Leaders Should Optimize IT I&O For Digital Business

by Sohini Bagchi    May 14, 2018

mishra

Enterprises are increasingly moving towards a digital future that’s making traditional infrastructure and operations [I&O] models obsolete. This in turn is challenging I&O leaders to bring fresh ideas that deliver business outcomes. In addition, data vulnerabilities in mobile environments and DevOps require I&O leaders to collaborate with other teams. At the recent Gartner Infrastructure, Operations Management & Data Center Summit 2018, held in Mumbai, DD Mishra, Research Director, Gartner explains to CXOToday the vital connections between digital technologies, relationships and cultural influences, with a focus on I&O role and leadership.

 CXOToday: What are the key takeaways from this year’s Gartner Infrastructure, Operations Management & Data Center Summit?

 Mishra: The key takeaways are the understanding around power of connectivity which revolves around leadership, partnership and technology. Connectivity is a powerful enabler of speed, scale and agility. I&O’s ability to participate and contribute to their organizations digital initiatives needs I&O leadership, not just management. The summit also explained that why is it important to make I&O digital business platform-ready. There were insight on how a shift towards “Platform Thinking” – ecosystems, data-driven trust, resource-orchestration and bimodal IT – will transform I&O. There are leadership capabilities I&O leaders will need to build and the summit has focused on that aspect as well. The “job” of CIO and the I&O leader must grow and evolve as digital business spreads, and disruptive technologies, including smart machines and advanced analytics, reach critical mass. The complication for many I&O leaders is that the path forward is unclear. The summit gave an opportunity to understand what powerful practices should CIOs and IT leaders adopt to position themselves and their organizations to face the coming challenges and opportunities.

CXOToday: Artificial intelligence and machine learning are often used interchangeably. This perception often leads to confusion. Can you explain the difference?

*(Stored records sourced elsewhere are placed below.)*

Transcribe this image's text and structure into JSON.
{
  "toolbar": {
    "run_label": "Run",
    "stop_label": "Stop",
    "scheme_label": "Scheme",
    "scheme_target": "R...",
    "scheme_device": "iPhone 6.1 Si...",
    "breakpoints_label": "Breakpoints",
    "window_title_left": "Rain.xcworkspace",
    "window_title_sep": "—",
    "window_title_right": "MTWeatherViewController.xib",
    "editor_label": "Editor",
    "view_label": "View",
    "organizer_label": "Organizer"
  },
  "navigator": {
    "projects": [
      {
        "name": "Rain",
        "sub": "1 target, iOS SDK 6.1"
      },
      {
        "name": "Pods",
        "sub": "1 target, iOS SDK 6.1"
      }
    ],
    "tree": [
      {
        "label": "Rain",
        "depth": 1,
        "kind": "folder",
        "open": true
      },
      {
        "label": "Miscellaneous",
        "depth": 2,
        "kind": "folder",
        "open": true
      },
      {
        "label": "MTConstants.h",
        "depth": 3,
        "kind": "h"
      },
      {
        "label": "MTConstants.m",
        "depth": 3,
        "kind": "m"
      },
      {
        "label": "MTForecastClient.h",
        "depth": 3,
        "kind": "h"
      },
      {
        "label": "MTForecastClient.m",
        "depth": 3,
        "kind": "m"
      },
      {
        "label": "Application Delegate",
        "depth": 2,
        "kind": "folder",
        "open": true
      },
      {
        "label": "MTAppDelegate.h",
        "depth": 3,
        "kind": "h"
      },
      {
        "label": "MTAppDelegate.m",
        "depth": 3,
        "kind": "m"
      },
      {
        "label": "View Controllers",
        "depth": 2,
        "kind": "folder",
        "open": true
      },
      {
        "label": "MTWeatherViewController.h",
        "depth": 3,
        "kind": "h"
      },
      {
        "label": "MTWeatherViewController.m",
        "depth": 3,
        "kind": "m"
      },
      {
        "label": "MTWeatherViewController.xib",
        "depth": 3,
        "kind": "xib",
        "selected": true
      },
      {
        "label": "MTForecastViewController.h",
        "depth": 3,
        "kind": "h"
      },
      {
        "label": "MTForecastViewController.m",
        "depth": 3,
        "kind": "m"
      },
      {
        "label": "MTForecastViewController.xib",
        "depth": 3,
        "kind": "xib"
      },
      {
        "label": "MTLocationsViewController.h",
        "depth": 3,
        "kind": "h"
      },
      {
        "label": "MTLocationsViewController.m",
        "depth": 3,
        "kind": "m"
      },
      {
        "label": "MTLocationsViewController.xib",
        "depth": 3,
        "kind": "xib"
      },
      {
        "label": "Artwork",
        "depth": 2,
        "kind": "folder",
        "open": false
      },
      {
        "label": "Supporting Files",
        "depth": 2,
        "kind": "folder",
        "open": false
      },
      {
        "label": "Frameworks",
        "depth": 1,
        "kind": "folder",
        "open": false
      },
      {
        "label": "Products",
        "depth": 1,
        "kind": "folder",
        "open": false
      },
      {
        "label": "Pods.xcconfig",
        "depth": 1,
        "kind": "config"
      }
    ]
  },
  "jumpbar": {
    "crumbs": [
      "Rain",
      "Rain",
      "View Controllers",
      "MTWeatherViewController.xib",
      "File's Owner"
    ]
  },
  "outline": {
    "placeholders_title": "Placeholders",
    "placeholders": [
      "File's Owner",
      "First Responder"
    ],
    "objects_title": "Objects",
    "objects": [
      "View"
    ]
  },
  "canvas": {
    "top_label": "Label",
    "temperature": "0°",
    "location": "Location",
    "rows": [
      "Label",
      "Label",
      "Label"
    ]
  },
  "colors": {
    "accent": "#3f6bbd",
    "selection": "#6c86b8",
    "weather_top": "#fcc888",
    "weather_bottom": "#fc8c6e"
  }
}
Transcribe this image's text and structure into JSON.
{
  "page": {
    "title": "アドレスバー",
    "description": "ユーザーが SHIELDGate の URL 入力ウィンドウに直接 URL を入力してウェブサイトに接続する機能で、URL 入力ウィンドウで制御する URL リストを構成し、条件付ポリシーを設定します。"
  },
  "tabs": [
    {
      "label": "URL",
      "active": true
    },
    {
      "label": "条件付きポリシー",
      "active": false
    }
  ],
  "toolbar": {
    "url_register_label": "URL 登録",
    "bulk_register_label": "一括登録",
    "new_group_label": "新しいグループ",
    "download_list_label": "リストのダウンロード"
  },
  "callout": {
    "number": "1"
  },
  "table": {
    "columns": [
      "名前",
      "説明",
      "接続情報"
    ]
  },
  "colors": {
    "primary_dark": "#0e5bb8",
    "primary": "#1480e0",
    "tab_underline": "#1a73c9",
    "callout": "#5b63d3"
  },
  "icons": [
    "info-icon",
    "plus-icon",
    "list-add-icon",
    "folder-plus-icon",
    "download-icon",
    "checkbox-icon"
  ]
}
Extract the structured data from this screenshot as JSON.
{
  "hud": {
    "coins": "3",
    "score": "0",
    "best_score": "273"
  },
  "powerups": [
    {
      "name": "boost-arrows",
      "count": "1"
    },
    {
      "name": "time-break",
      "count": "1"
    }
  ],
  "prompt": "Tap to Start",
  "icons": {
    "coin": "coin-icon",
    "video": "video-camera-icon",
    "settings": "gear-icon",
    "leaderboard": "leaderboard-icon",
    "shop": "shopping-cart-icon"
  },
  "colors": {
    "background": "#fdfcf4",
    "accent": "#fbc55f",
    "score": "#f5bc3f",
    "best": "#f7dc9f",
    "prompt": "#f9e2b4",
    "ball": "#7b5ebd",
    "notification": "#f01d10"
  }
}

Mishra: Artificial intelligence is a technology that appears to emulate human performance typically by learning, coming to its own conclusions, appearing to understand complex content, engaging in natural dialog with people, enhancing human cognitive performance (also known as cognitive computing) or replacing people on execution of no routine tasks. Applications include autonomous vehicles, automatic speech recognition and generating and detecting novel concepts and abstractions (useful for detecting potential new risks and aiding humans to quickly understand large bodies of ever changing information. Advanced machine learning algorithms are composed of many technologies (such as deep learning, neural networks and natural-language processing), used in unsupervised and supervised learning, that operates guided by lessons from existing information. AI often uses machine learning concepts to deliver the expected outcome.  Though they are used together many a times, they cannot be used interchangeably as they are different.

CXOToday:  What are the areas in IT Infrastructure management where AI can play a big role?

Mishra: AI enabled by ML plays a big role in managing operations, driving efficiency, reducing cost and improving quality of IT operations. AI plays important role in driving Workplace services, Data Center Services, Monitoring,  Cloud, Network and Cybersecurity space. Today AI and ML are part of the mainstream delivery of most managed services providers. There are many interesting use cases available for IT Infrastructure Management.

CXOToday:  What are the key challenges to the adoption of AI within organizations, especially those having a strong legacy system? How can organizations deal with it?

Mishra: Competency and skills are considered the No 1 challenge , followed by lack of strategy, Identification of use case, funding, security and privacy concerns, complexity of integrating AI to existing infrastructure and lack of insights into measurement of value from AI. Sometimes the legitimate excitement about AI’s transformative power leads to unrealistic expectations within the organization. The extravagant hype fuels a deepening skepticism. It requires patience to change management approaches. Using proof of concept where applicable, can help in generating visibility around the various options. Going through some established use cases can be another option. Identification of right use case and AI technology solution is the key to address future disappointment. Gartner also receives number of enquiries from its client who want deeper insights which can help them in identifying right solutions. Close to half of the organizations have already adopted or are in the process of adoption. Many organizations are dependent on their service providers to drive AI based capabilities.

CXOToday: How can enterprises successfully scale DevOps adoption in I&O?

Mishra: Securing Support of various IT Functions is the top barrier to DevOps adoption followed by compliance requirements, availability of tools and skills, Security concerns, HR restrictions in redefining roles etc. DevOps implementation is a change management exercise across the board and a change in mindset is required.  Composition and organization of the team is important when it comes to DevOps. Automation plays a key role in DevOps. Identification of low hanging opportunities gives the ability to execute and learn and spread the early good news. Driving engagement across the team and changing to culture of collaboration becomes a key enabler. Early adopters report improvement in Speed of Delivery, Quality of releases, reduction of cost and skills development and team engagement.